Encrypting SNI

Rafale

just found this blog post
Encrypting SNI: Fixing One of the Core Internet Bugs

the blog post says...
Later this week we expect Mozilla's Firefox to become the first browser to support the new protocol in their Nightly release. In the months to come, the plan is for it go mainstream. And it's not just Mozilla. There's been significant interest from all the major browser makers and I'm hopeful they'll all add support for ESNI over time.

Does Vivaldi have plans to support this ?

greybeard

@rafale With V's relationship with Cloudfare and their desire to create as secure a browser as possible I suspect they will try to get ESNI into V as soon as it becomes a part of the Chromium base.

For more info and a basic explanation as well as a link to Cloudfare's Technical Paper on ESNI please see the Naked Security post regarding this subject.

Rafale

@greybeard Thanks for the link. good read
Other than browsers, do websites also need to support ESNI in-order for this to work effectively ?

Rafale

Encrypted SNI Comes to Firefox Nightly

GBee

As nice as it will be to close the holes with unencrypted traffic this doesn't really solve very much at all. At the end of the day the snooper still knows which IP your requests are going to and therefore the vast majority of the time what site you are visiting. Sites using SNI tend to be closely related to other sites on that same server - usually subdomains of the main domain or domains owned by the same company, so even if I don't know that you visited abc.acme.net, I still know you visited an acme.net site. e.g. google.com isn't sharing servers with microsoft.com.
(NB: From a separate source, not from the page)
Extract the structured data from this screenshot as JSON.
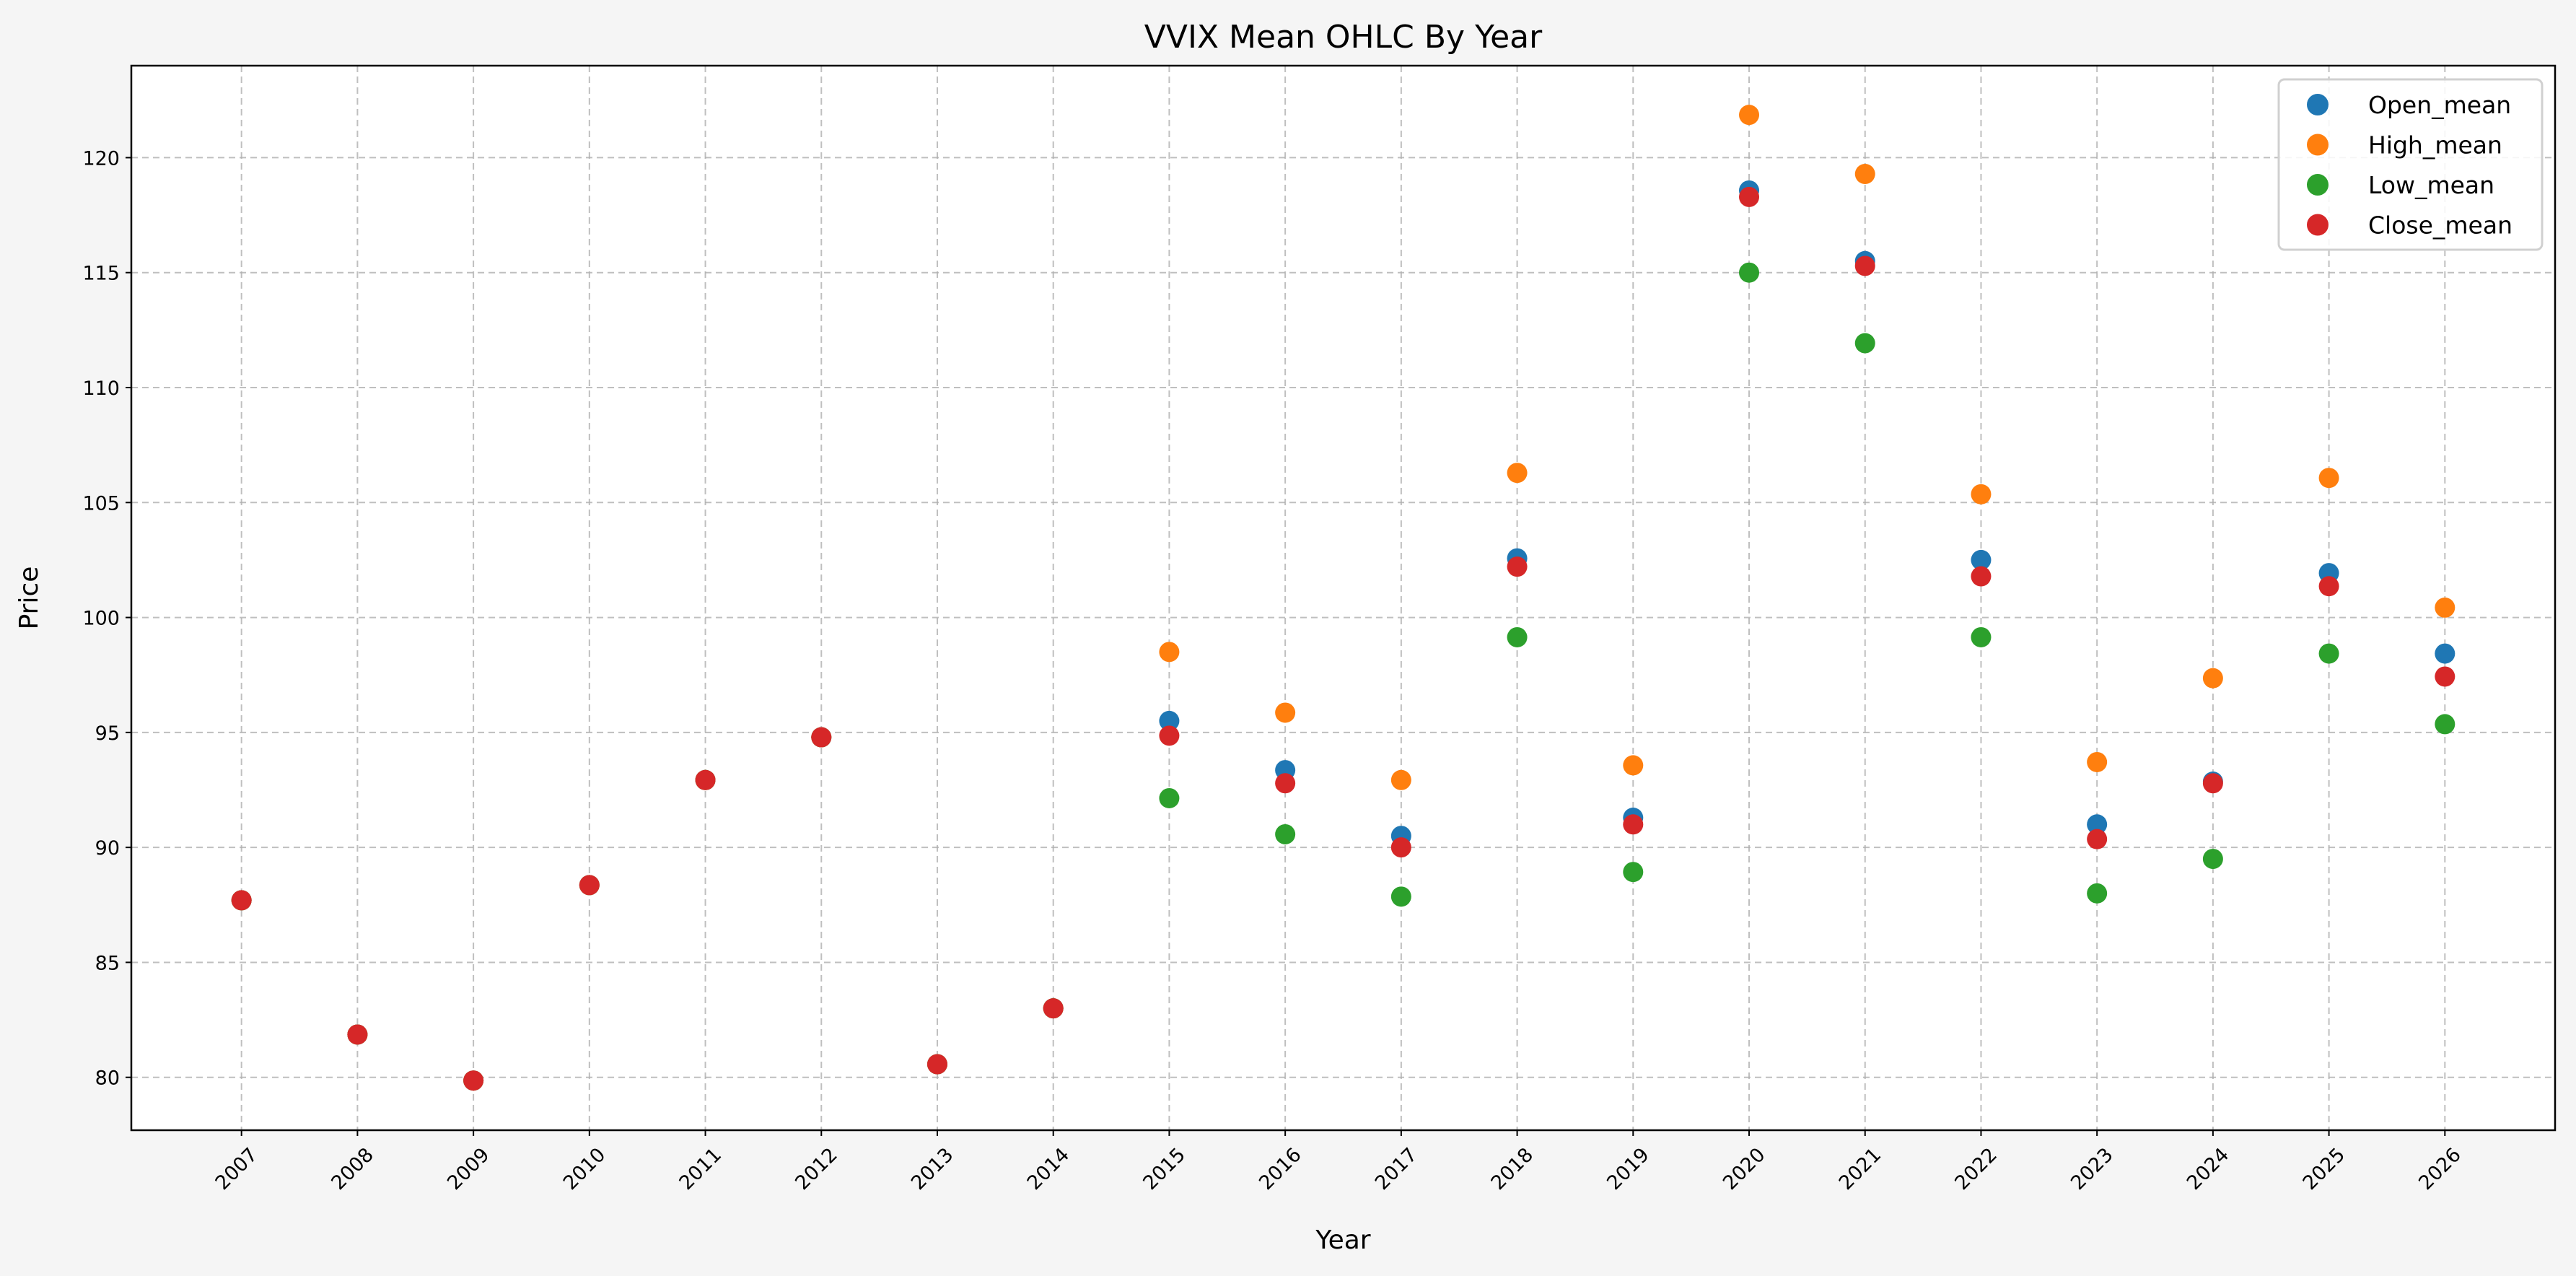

I would also expect adoption to be extremely low since it requires both generating the keys - this part could be handled automatically as part of the webserver setup and therefore causes minimal concern, but also publishing the public key in a DNS record which is something barely anyone except dedicated sysadmins, a few good shared hosting/CDN companies and enthusiastic hobbyists will bother to do. Just look at the pitifully low uptake of CAA records etc. TLS by default only really gained ground because of Let's Encrypt making the process as painless as possible, but scripts run on the webserver are not going to have access to change DNS records.